Andrew Ball concurs on the absurdity of comparing artistic performances. "How do you rank Horowitz against Schnabel?" he asks. "It's meaningless. It's obvious at a high level - and should also be at a lower level. Music isn't a sporting competition."

Ball is critical of the composition of juries that are often made up of piano teachers intent on doing business. "Competitions become cattle markets for teachers to woo talent to come and study with them. It's a trade show." Donohoe occasionally sits on juries himself and is of like mind. "The juries are made up of teachers vying for their own profile. They enter their own pupils and use them to make themselves more famous. The whole thing stinks."

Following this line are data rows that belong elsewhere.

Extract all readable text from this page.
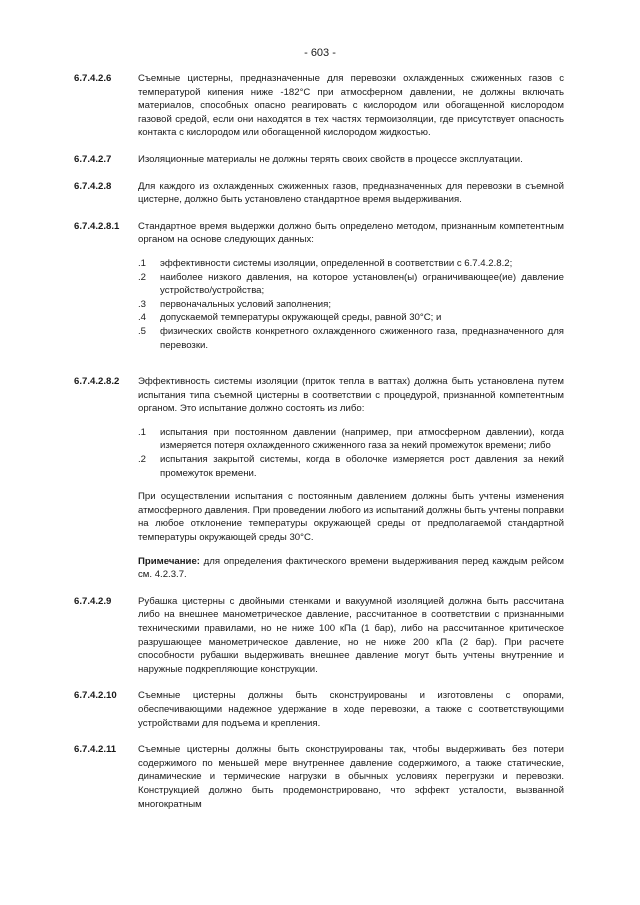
- 603 -
6.7.4.2.6	Съемные цистерны, предназначенные для перевозки охлажденных сжиженных газов с температурой кипения ниже -182°С при атмосферном давлении, не должны включать материалов, способных опасно реагировать с кислородом или обогащенной кислородом газовой средой, если они находятся в тех частях термоизоляции, где присутствует опасность контакта с кислородом или обогащенной кислородом жидкостью.

6.7.4.2.7	Изоляционные материалы не должны терять своих свойств в процессе эксплуатации.

6.7.4.2.8	Для каждого из охлажденных сжиженных газов, предназначенных для перевозки в съемной цистерне, должно быть установлено стандартное время выдерживания.

6.7.4.2.8.1	Стандартное время выдержки должно быть определено методом, признанным компетентным органом на основе следующих данных:

.1	эффективности системы изоляции, определенной в соответствии с 6.7.4.2.8.2;
.2	наиболее низкого давления, на которое установлен(ы) ограничивающее(ие) давление устройство/устройства;
.3	первоначальных условий заполнения;
.4	допускаемой температуры окружающей среды, равной 30°С; и
.5	физических свойств конкретного охлажденного сжиженного газа, предназначенного для перевозки.
6.7.4.2.8.2	Эффективность системы изоляции (приток тепла в ваттах) должна быть установлена путем испытания типа съемной цистерны в соответствии с процедурой, признанной компетентным органом. Это испытание должно состоять из либо:

.1	испытания при постоянном давлении (например, при атмосферном давлении), когда измеряется потеря охлажденного сжиженного газа за некий промежуток времени; либо
.2	испытания закрытой системы, когда в оболочке измеряется рост давления за некий промежуток времени.

При осуществлении испытания с постоянным давлением должны быть учтены изменения атмосферного давления. При проведении любого из испытаний должны быть учтены поправки на любое отклонение температуры окружающей среды от предполагаемой стандартной температуры окружающей среды 30°С.

Примечание: для определения фактического времени выдерживания перед каждым рейсом см. 4.2.3.7.

6.7.4.2.9	Рубашка цистерны с двойными стенками и вакуумной изоляцией должна быть рассчитана либо на внешнее манометрическое давление, рассчитанное в соответствии с признанными техническими правилами, но не ниже 100 кПа (1 бар), либо на рассчитанное критическое разрушающее манометрическое давление, но не ниже 200 кПа (2 бар). При расчете способности рубашки выдерживать внешнее давление могут быть учтены внутренние и наружные подкрепляющие конструкции.

6.7.4.2.10	Съемные цистерны должны быть сконструированы и изготовлены с опорами, обеспечивающими надежное удержание в ходе перевозки, а также с соответствующими устройствами для подъема и крепления.

6.7.4.2.11	Съемные цистерны должны быть сконструированы так, чтобы выдерживать без потери содержимого по меньшей мере внутреннее давление содержимого, а также статические, динамические и термические нагрузки в обычных условиях перегрузки и перевозки. Конструкцией должно быть продемонстрировано, что эффект усталости, вызванной многократным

Ball believes there should not only be fewer teachers on juries, but fewer pianists. "Teachers have strong pedagogic standpoints and tend to be less open to qualities that can communicate to an audience or to non-pianists. And pianists have their own narrownesses of mind and idiosyncrasies. Why not have a jury that encompasses a wider range of musical opinions and viewpoints?"

Peter Donohoe, however, would not do away with competitions altogether. "They do give young people something to work towards," he says. "The problem lies with regarding them as the be all and end all." He also warns that the answered prayer of winning can be as damaging as losing: "If somebody wins and then fails to deliver, or is perceived as not deserving it, it can destroy them - just as you can destroy someone's ego by kicking them out as soon as they arrive."

Nor would Andrew Ball dissuade his students at the RCM from entering, as long as they know the pitfalls. "The only point of competitions is to give unknown pianists a platform, and other organisations such as the Young Concert Artists Trust do that much better," he says. "They're one of a range of opportunities. What's wrong is the idea that they're the main way of kickstarting a career. People think competitions wave a magic wand and turn them into better pianists. Competitions will never give them more than a platform to be what they are."